Sharded placement answers one question: given a key, which node should own it? Every node computes the same answer, so you can partition state across the cluster (caches, in-memory shards, work queues) and route a key to its owner from anywhere.

The service registry tells you where a process is registered today. Placement tells you where a key should live, which is what you need to spread state evenly and to know who takes over a key when a node leaves. This page covers the membership model, the hash ring, and the ownership events you react to on churn.

The live-node set

Placement needs every node to agree on the set of members, or the ring diverges. Barrel P2P does not keep a full cluster roster in HyParView (the active and passive views are bounded, per-node, partial), so the shard builds its own replicated, lease-based live-node set:

  • Each node gossips a small heartbeat carrying its wall-clock time, every member_heartbeat_ms.
  • A node is "in the ring" while its lease is fresh, that is while Now - EmitTime =< member_ttl_ms.
  • Heartbeats whose timestamp is too far in the future (more than member_skew_ms ahead) are rejected, so a node with a fast clock cannot keep a dead node alive.

This is deliberately NOT driven by HyParView peer_down. A peer leaving your active view is topology churn, not cluster death; the node may still be alive and reachable through the overlay. Liveness is decided by the lease alone, so the answer is the same on every node.

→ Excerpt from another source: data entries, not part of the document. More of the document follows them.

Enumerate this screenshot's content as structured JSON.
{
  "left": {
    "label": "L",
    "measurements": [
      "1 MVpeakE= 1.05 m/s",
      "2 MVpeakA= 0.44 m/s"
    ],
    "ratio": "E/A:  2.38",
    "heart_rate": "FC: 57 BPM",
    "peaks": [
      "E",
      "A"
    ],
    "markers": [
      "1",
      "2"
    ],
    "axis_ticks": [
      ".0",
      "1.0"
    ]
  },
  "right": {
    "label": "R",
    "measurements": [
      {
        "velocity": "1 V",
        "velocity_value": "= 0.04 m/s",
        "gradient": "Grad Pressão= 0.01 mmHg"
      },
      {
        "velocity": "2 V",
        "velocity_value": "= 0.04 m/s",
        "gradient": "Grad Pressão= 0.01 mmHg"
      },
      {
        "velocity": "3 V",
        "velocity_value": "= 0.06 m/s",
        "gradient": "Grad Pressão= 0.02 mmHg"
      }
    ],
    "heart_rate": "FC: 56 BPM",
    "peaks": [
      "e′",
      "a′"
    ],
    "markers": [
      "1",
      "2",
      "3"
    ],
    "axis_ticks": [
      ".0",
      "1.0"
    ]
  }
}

Because liveness is a timestamp, the set converges without tombstones: a stale entry that arrives in a full-sync is simply already expired, and a node that comes back starts heartbeating again. Expired entries are swept locally so the set stays bounded.

Agreement is eventual. After a join, a leave, or a crash, nodes converge once heartbeats and sweeps have propagated; during that window they can briefly disagree on an owner. That is the same trade every other eventually-consistent piece of barrel_p2p makes.

The hash ring

Ownership uses rendezvous hashing (HRW, highest random weight) over the live set, bucketed into ring_size partitions:

partition(Key) = phash2(Key, ring_size)
owner(P)       = the node maximizing {phash2({Node, P}), Node}
place(Key)     = owner(partition(Key))

Two properties make this the right fit:

  • Minimal disruption. When a node joins, it only takes the partitions that now hash highest to it. When a node leaves, only the partitions it owned move, and they spread across the remaining nodes. Ownership of every other partition is unchanged. No global reshuffle.
  • Deterministic. The trailing Node in {Score, Node} is an explicit tie-breaker: phash2 has a finite range and can collide, so ownership must not depend on map or set traversal order. Given the same member set, every node computes the identical ring.

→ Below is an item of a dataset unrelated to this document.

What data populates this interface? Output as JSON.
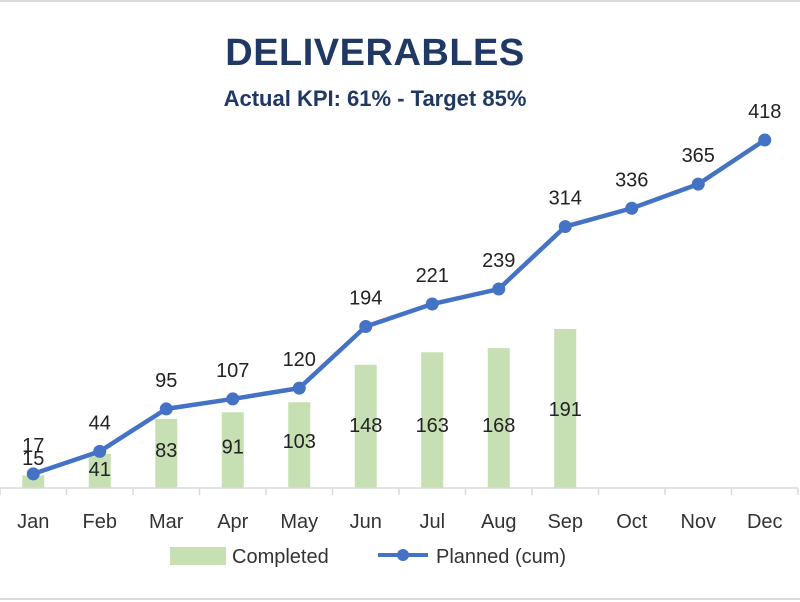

ring_size (default 64) is the granularity of ownership events. It must be identical on every node: a node running a different ring_size computes a different partition/1 and place/1 and will diverge. Treat it, and the lease timings, as cluster-wide settings.

Placing keys

barrel_p2p:place(Key).        %% node() that should own Key
barrel_p2p:is_owner(Key).     %% am I that node?
barrel_p2p:owners(Key, 3).    %% top-3 distinct nodes, for replicated placement
barrel_p2p:partition(Key).    %% 0..ring_size-1 bucket Key falls in
barrel_p2p:members().         %% the current live set (sorted)

place/1 and friends are lock-free reads off a hot path: the shard publishes the live member list to an ETS table and these functions compute the answer locally, with no gen_server round trip.

owners/2 returns the N best nodes for a key. Use it when you keep a key on more than one node (a primary plus replicas): write to all N, read from the first reachable.

Reacting to churn

Owning a partition usually means holding state for it. When the ring changes you need to take over the partitions you gained and release the ones you lost. Subscribe and react:

init(_) ->
    ok = barrel_p2p:subscribe_shard(),
    {ok, #{}}.

handle_info({barrel_p2p_shard, {acquired, P}}, S) ->
    %% This node now owns partition P: load / take over its state.
    {noreply, take_over(P, S)};
handle_info({barrel_p2p_shard, {released, P}}, S) ->
    %% This node no longer owns P: stop serving / hand off its state.
    {noreply, hand_off(P, S)}.

Map your keys to partitions with barrel_p2p:partition(Key) so you know which keys an {acquired, P} / {released, P} event covers.

Events fire only when the live set actually changes, not on every heartbeat. During churn you may briefly own a partition on two nodes before the set converges, so make take-over and hand-off idempotent.

Configuration

KeyDefaultMeaning
ring_size64Partition count. Must match on every node.
member_heartbeat_ms2000How often a node re-announces itself.
member_ttl_ms6000Lease lifetime; a node drops after this.
member_skew_ms5000Reject heartbeats this far in the future.

member_ttl_ms should comfortably exceed member_heartbeat_ms plus the expected clock skew between nodes, so a live node is never swept between beats.